The school says that climate change impacts investment portfolios through two channels. Directly, it elevates weather‐related physical risk to real properties and infrastructure assets, which extends to increased market risk in equity holdings with material business exposures in climate‐sensitive regions. Indirectly, it triggers stricter environmental regulations and higher emission cost in a global effort in emission control, which shall induce downturns in carbon‐intensive industries in which a portfolio may have material positions.

This indirect impact of climate change on investments will effectively be transformed into a political risk affecting particular asset classes, often referred to as the investment carbon risk, according to the study.

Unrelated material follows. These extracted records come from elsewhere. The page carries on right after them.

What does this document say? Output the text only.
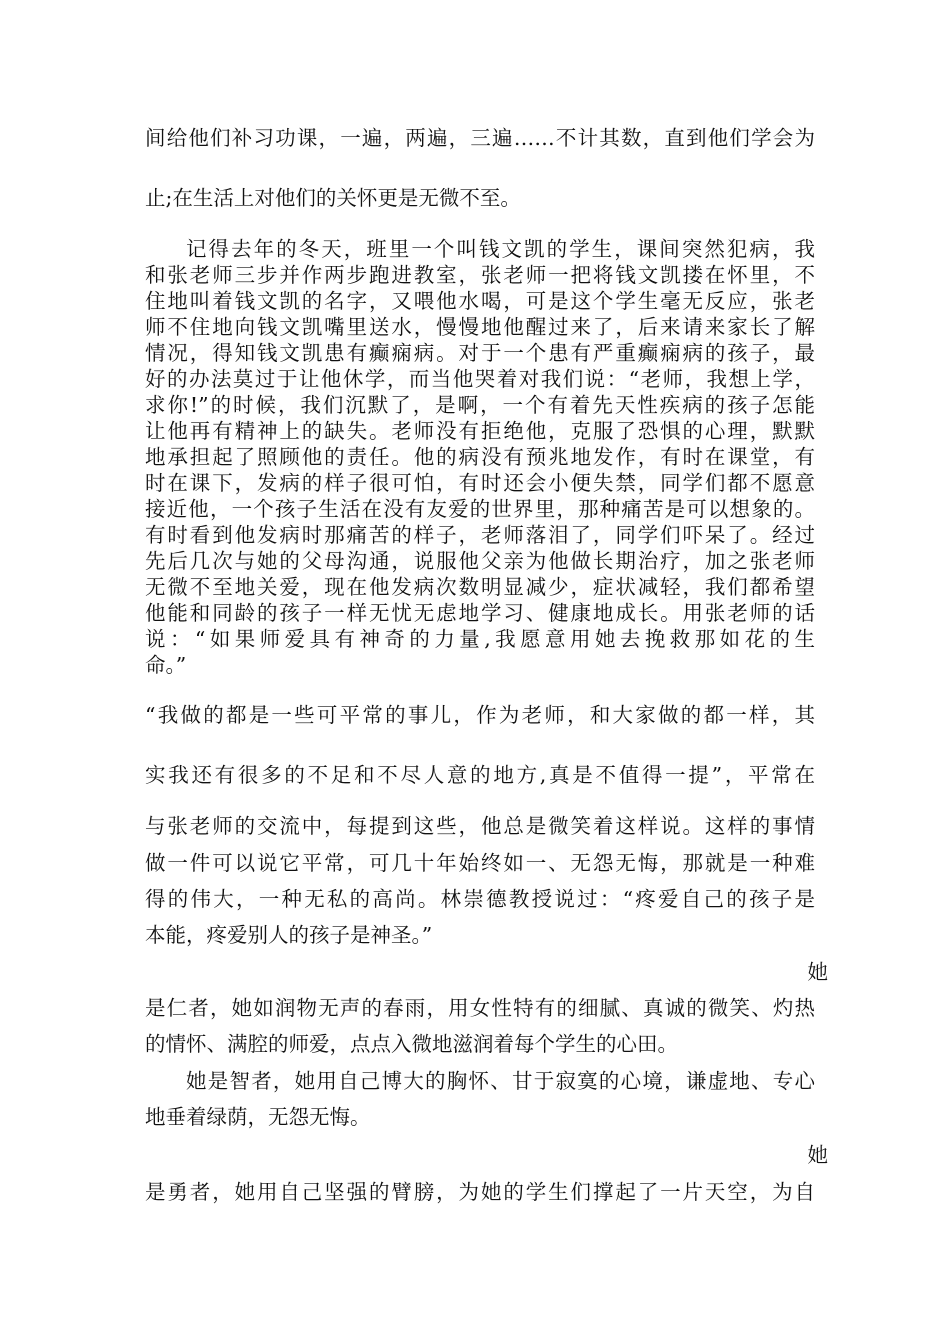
间给他们补习功课，一遍，两遍，三遍……不计其数，直到他们学会为
止;在生活上对他们的关怀更是无微不至。
记得去年的冬天，班里一个叫钱文凯的学生，课间突然犯病，我
和张老师三步并作两步跑进教室，张老师一把将钱文凯搂在怀里，不
住地叫着钱文凯的名字，又喂他水喝，可是这个学生毫无反应，张老
师不住地向钱文凯嘴里送水，慢慢地他醒过来了，后来请来家长了解
情况，得知钱文凯患有癫痫病。对于一个患有严重癫痫病的孩子，最
好的办法莫过于让他休学，而当他哭着对我们说：“老师，我想上学，
求你!”的时候，我们沉默了，是啊，一个有着先天性疾病的孩子怎能
让他再有精神上的缺失。老师没有拒绝他，克服了恐惧的心理，默默
地承担起了照顾他的责任。他的病没有预兆地发作，有时在课堂，有
时在课下，发病的样子很可怕，有时还会小便失禁，同学们都不愿意
接近他，一个孩子生活在没有友爱的世界里，那种痛苦是可以想象的。
有时看到他发病时那痛苦的样子，老师落泪了，同学们吓呆了。经过
先后几次与她的父母沟通，说服他父亲为他做长期治疗，加之张老师
无微不至地关爱，现在他发病次数明显减少，症状减轻，我们都希望
他能和同龄的孩子一样无忧无虑地学习、健康地成长。用张老师的话
说：“如果师爱具有神奇的力量,我愿意用她去挽救那如花的生
命。”
“我做的都是一些可平常的事儿，作为老师，和大家做的都一样，其
实我还有很多的不足和不尽人意的地方,真是不值得一提”，平常在
与张老师的交流中，每提到这些，他总是微笑着这样说。这样的事情
做一件可以说它平常，可几十年始终如一、无怨无悔，那就是一种难
得的伟大，一种无私的高尚。林崇德教授说过：“疼爱自己的孩子是
本能，疼爱别人的孩子是神圣。”
她
是仁者，她如润物无声的春雨，用女性特有的细腻、真诚的微笑、灼热
的情怀、满腔的师爱，点点入微地滋润着每个学生的心田。
她是智者，她用自己博大的胸怀、甘于寂寞的心境，谦虚地、专心
地垂着绿荫，无怨无悔。
她
是勇者，她用自己坚强的臂膀，为她的学生们撑起了一片天空，为自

As part of the study, which grew out of Fang’s PhD thesis as well as a funded research project by the Society of Actuaries under the theme of "Managing Climate and Carbon Risk in Investment Portfolios," the researchers undertook an inter‐temporal analysis of stock returns. They examined 36 publicly traded large emitters and related sector indices from Europe and North America around the ratification of major climate protocols. Only nine of the 36 samples were found to display recognizable carbon pricing. The historical performance of the emission‐heavy sectors, such as energy, utilities and material was also compared against those of the other industries. The carbon-intensive sectors consistently ranked at the bottom of the list across the metrics used and underperformed the market indices for both Europe and North America.

"It is in the best interest of companies in the financial, insurance and pension industries to price this carbon risk correctly in their asset allocations," says Tony Wirjanto, a professor jointly appointed in Waterloo’s School of Accounting & Finance and Department of Statistics & Actuarial Science, and Fang’s PhD thesis supervisor. "Companies have to take climate change into consideration to build an optimal and sustainable portfolio in the long run under the climate change risk."

The study, "Sustainable portfolio management under climate change" by Fang, Wirjanto and Ken Seng Tan, another of Fang’s PhD thesis supervisors, was published recently in the Journal of Sustainable Finance & Investment.

Fang will discuss his latest research, and how to practically apply the principles of sustainable investing with representatives of the Bank of Montreal and the Society of Actuaries during a webcast called Climate Change, Carbon Risk and Sustainable Investment on December 4, 2018.